In Chicago, for example, those without health insurance go to the county hospital where they are treated without regard to whether they have health insurance. If the bill is passed, however, many of these county hospitals will either have to close their doors or deny treatment to those without health insurance.
Although the bill passed by the Senate has been depicted as using coercive means to require those currently uninsured to buy insurance they cannot afford, or as imposing additional new taxes on the American working man and family, that bill is based on a fundamental lack of understanding of how the health care needs of the nation’s poor are currently served.
The desperately poor, many of them unemployed, are not equipped to deal with complicated insurance programs, deductibles, co-pays and all the other accoutrements of the typical health care policy. They are poor, they are unemployed, they are sick, they need a place to go to be treated without red tape and procedural obstacles.
County hospitals across the country that have provided that place are now threatened with a cut-off of funding and in many cases with extinction by the current health care reform bill passed by the Senate.
A number of proposals for making health care affordable for all Americans have been put forward by those who have sought to be heard during the legislative process. All these proposals have been rejected by a Congress determined to impose government control of health care.
Among these rejected proposals is to allow people to buy health insurance they can afford. Currently, government mandates require a single man to buy maternity coverage he will never use, or to pay inflated premiums to insure against going insane. It would be similar to a government mandate requiring every person to buy a Rolls Royce instead of a Ford. And then when people can’t afford to buy the Rolls Royce, they’re without any car at all.

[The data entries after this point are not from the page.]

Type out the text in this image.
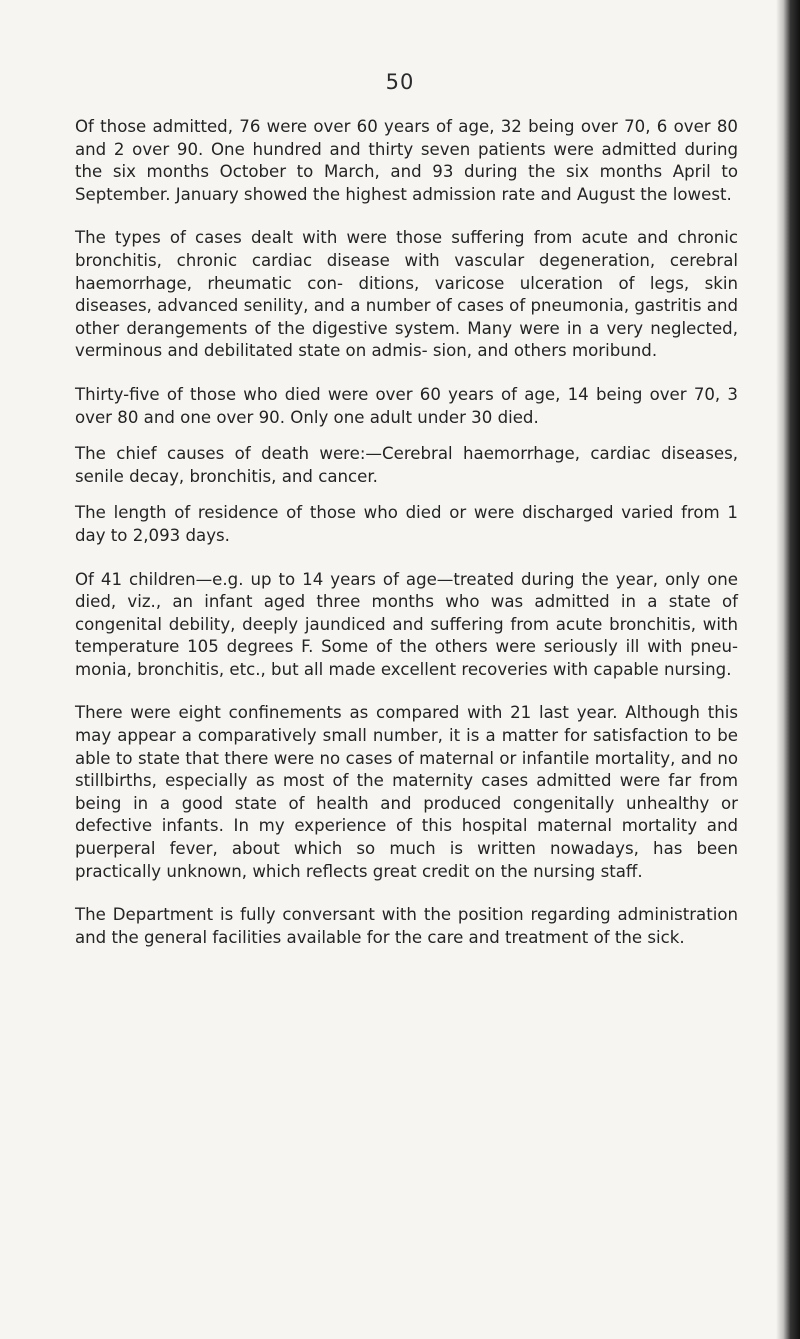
50

Of those admitted, 76 were over 60 years of age, 32 being over 70, 6 over 80 and 2 over 90. One hundred and thirty seven patients were admitted during the six months October to March, and 93 during the six months April to September. January showed the highest admission rate and August the lowest.

The types of cases dealt with were those suffering from acute and chronic bronchitis, chronic cardiac disease with vascular degeneration, cerebral haemorrhage, rheumatic con- ditions, varicose ulceration of legs, skin diseases, advanced senility, and a number of cases of pneumonia, gastritis and other derangements of the digestive system. Many were in a very neglected, verminous and debilitated state on admis- sion, and others moribund.

Thirty-five of those who died were over 60 years of age, 14 being over 70, 3 over 80 and one over 90. Only one adult under 30 died.

The chief causes of death were:—Cerebral haemorrhage, cardiac diseases, senile decay, bronchitis, and cancer.

The length of residence of those who died or were discharged varied from 1 day to 2,093 days.

Of 41 children—e.g. up to 14 years of age—treated during the year, only one died, viz., an infant aged three months who was admitted in a state of congenital debility, deeply jaundiced and suffering from acute bronchitis, with temperature 105 degrees F. Some of the others were seriously ill with pneu- monia, bronchitis, etc., but all made excellent recoveries with capable nursing.

There were eight confinements as compared with 21 last year. Although this may appear a comparatively small number, it is a matter for satisfaction to be able to state that there were no cases of maternal or infantile mortality, and no stillbirths, especially as most of the maternity cases admitted were far from being in a good state of health and produced congenitally unhealthy or defective infants. In my experience of this hospital maternal mortality and puerperal fever, about which so much is written nowadays, has been practically unknown, which reflects great credit on the nursing staff.

The Department is fully conversant with the position regarding administration and the general facilities available for the care and treatment of the sick.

Another rejected proposal is to allow health insurance companies to compete across state lines, thus increasing the competitive pressure to provide affordable insurance. Proposals for modest curbs on the multimillion-dollar malpractice suits that divert billions of dollars away from health care and into the pockets of high-rolling trial attorneys have also been rejected.
Even proposals for limited but cost-effective catastrophic government insurance have been rejected by those determined to have government take over health care across the board.